Good combination of features, performance and reliability

Finally, BlazingMQ provides a good user experience along with its broad set of features, so users can rely on BlazingMQ for both good performance and reliability. In most cases, BlazingMQ provides a median latency of ~5ms or less with high data volumes, hides applications from transient network, software and hardware issues, as well as provides a set of features to help users implement their distributed messaging ecosystem in an efficient manner.


Conclusion

In the last few decades, the world has moved towards extremely large, data-intensive workloads, and the need for reliable and efficient messaging systems has also increased and diversified.
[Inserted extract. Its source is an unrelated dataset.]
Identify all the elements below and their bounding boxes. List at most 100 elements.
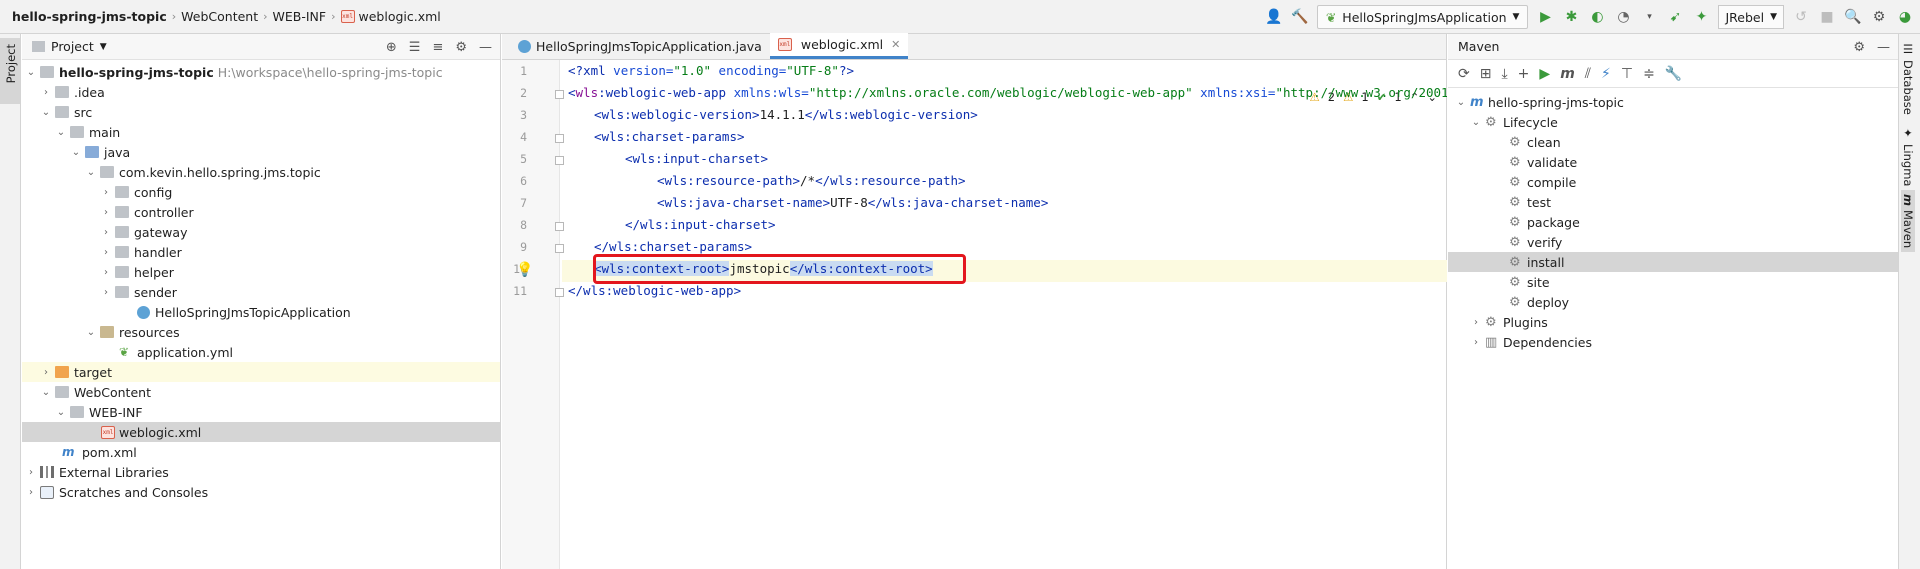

As we demonstrated in this document, no one system can provide a perfect solution across all dimensions for all applications. On several occasions, Bloomberg engineers have chosen BlazingMQ over RabbitMQ and Apache Kafka for their messaging needs because it has provided them with a clear advantage and solved their use cases in the most optimal way. As we continue to evolve BlazingMQ in the coming months and years, we expect it to become an even more compelling messaging solution for engineers outside of Bloomberg as well.